Elizabeth Vieira e Ana Elisa Bechara comentam dados e expõem a realidade de mulheres que precisam passar pelo procedimento e nem sempre encontram amparo no sistema de saúde
O aborto legal pode ser realizado em casos de estupro, risco de vida materna ou quando o feto possui anencefalia. O encaminhamento para o atendimento ainda apresenta falhas, destaca Elizabeth Meloni Vieira, professora associada sênior do Departamento de Ciclos de Vida, Saúde e Sociedade da Faculdade de Saúde Pública da USP. “A maioria das pessoas, que teriam direito ao aborto legal, elas não estão informadas ou não são orientadas para ter acesso a ele. É o caso de muitas meninas menores de 14 anos que não recebem orientação dos profissionais de saúde. No caso, toda gravidez de menina menor de 14 anos deve ser orientada para acesso ao aborto legal, já que se trata de estupro de vulnerável.”
Em 2022, o Fórum Brasileiro de Segurança Pública informou que houve cerca de 56 mil estupros de vulneráveis. Em 2020, foram registrados cerca de 17.500 partos de meninas entre 10 e 14 anos, segundo o Ministério dos Direitos Humanos e Cidadania. “Então, parece que há uma incongruência com os dados, enquanto os números mostram que em 2022 foram realizados apenas 2.342 interrupções da gravidez nos serviços de aborto legal. Os serviços de interrupção da gravidez por razões médico-legais estão registrados no Datasus; são cerca de 127 e muitos deles estão alinhados em um serviço de atendimento da violência contra a mulher.

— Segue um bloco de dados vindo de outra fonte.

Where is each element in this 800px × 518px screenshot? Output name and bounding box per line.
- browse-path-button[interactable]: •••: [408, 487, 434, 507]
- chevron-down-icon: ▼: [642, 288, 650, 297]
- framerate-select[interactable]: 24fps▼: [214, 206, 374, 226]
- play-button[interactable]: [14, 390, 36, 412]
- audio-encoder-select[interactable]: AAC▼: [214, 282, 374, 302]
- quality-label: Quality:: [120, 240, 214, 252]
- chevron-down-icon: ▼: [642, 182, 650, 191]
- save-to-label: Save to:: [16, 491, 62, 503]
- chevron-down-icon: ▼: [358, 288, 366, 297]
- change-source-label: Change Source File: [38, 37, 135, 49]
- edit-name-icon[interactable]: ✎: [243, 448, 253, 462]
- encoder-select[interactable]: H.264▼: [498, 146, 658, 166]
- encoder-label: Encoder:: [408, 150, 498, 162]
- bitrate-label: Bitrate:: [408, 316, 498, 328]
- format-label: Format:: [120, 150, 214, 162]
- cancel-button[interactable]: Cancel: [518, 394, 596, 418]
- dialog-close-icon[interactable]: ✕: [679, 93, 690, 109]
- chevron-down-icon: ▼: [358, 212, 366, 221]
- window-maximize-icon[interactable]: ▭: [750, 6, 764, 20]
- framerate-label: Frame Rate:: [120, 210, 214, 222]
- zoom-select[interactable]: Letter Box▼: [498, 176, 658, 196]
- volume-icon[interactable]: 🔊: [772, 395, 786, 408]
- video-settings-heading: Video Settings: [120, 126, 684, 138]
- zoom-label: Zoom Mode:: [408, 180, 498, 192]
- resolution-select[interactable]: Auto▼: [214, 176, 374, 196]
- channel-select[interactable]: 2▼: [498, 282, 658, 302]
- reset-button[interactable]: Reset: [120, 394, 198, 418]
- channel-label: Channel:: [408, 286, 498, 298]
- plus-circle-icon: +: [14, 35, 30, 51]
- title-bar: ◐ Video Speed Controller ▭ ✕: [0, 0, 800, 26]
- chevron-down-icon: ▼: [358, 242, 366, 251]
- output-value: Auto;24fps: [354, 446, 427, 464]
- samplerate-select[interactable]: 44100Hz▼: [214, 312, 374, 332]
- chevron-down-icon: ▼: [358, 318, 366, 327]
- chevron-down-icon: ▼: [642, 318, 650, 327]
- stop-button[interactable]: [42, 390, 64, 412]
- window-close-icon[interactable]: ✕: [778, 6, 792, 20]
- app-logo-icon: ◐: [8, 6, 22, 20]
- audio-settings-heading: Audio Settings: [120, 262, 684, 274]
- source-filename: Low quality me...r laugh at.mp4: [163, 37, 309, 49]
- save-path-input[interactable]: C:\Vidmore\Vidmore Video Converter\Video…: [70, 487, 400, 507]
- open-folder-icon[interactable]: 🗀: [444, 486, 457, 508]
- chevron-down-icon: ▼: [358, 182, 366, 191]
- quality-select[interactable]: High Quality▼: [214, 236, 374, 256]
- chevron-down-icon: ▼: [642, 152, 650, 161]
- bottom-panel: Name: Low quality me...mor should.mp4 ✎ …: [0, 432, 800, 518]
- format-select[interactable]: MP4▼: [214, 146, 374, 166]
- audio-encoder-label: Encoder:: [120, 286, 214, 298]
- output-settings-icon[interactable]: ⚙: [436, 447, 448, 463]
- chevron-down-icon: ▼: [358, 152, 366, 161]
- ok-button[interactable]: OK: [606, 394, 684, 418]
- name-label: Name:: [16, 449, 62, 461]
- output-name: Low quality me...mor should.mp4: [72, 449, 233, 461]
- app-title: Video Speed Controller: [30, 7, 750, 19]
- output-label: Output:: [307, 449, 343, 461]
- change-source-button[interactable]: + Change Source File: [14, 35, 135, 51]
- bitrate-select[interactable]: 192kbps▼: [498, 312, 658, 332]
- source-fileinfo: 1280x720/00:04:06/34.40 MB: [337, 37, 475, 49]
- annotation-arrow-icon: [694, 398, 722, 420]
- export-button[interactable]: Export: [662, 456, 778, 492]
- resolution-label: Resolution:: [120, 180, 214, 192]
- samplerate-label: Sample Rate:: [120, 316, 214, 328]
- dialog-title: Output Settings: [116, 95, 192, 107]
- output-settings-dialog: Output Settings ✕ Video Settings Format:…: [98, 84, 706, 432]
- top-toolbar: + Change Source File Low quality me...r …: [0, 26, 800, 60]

Cabe ao Estado garantir, através do Sistema Único de Saúde (SUS), o aborto à mulher, à adolescente e à criança, mas, na prática, não é bem isso que acontece e o atendimento tem sofrido muitas restrições. Ana Elisa Bechara, vice-diretora e professora titular de Direito Penal da Faculdade de Direito da USP, diz que há poucos lugares que efetivamente fazem o procedimento e ainda há dúvidas, inclusive por parte dos agentes públicos envolvidos, sobre como os casos devem ser conduzidos. “Por isso, a gente vê mulheres que muitas vezes tem que viajar mais de mil quilômetros para conseguir realizar o aborto e outros casos em que essas mulheres acabam tendo que esperar tempo demais, evoluindo contra a sua vontade a gravidez.”
Menos ou mais resistência
A professora destaca que é comum que casos de anencefalia e risco de vida para a gestante enfrentem menos resistência à realização do aborto legal do que os casos decorrentes de violência sexual. “Nos casos de gravidez que decorrem de uma violência sexual, é importante dizer que não é preciso apresentar um boletim de ocorrência policial e nem pedir autorização judicial para realizar o aborto. Basta o relato da vítima para a equipe médica e o hospital se encarrega de preencher todos os documentos necessários. Tudo isso é regulamentado pelo Ministério da Saúde, que inclusive recomenda sempre que o atendimento da mulher seja feito por uma equipe multidisciplinar formada por médico, psicólogo e assistente social. Nesses casos, por lei, o profissional de saúde deve registrar no prontuário da paciente a violência sexual e a lei determina também que haja uma comunicação à polícia dos indícios da violência contra a mulher. É importante a gente observar que, em serviços de excelência, como o caso do Hospital Pérola Byington, aqui em São Paulo, essa comunicação só é feita à polícia com autorização da paciente, o que parece muito mais adequado.”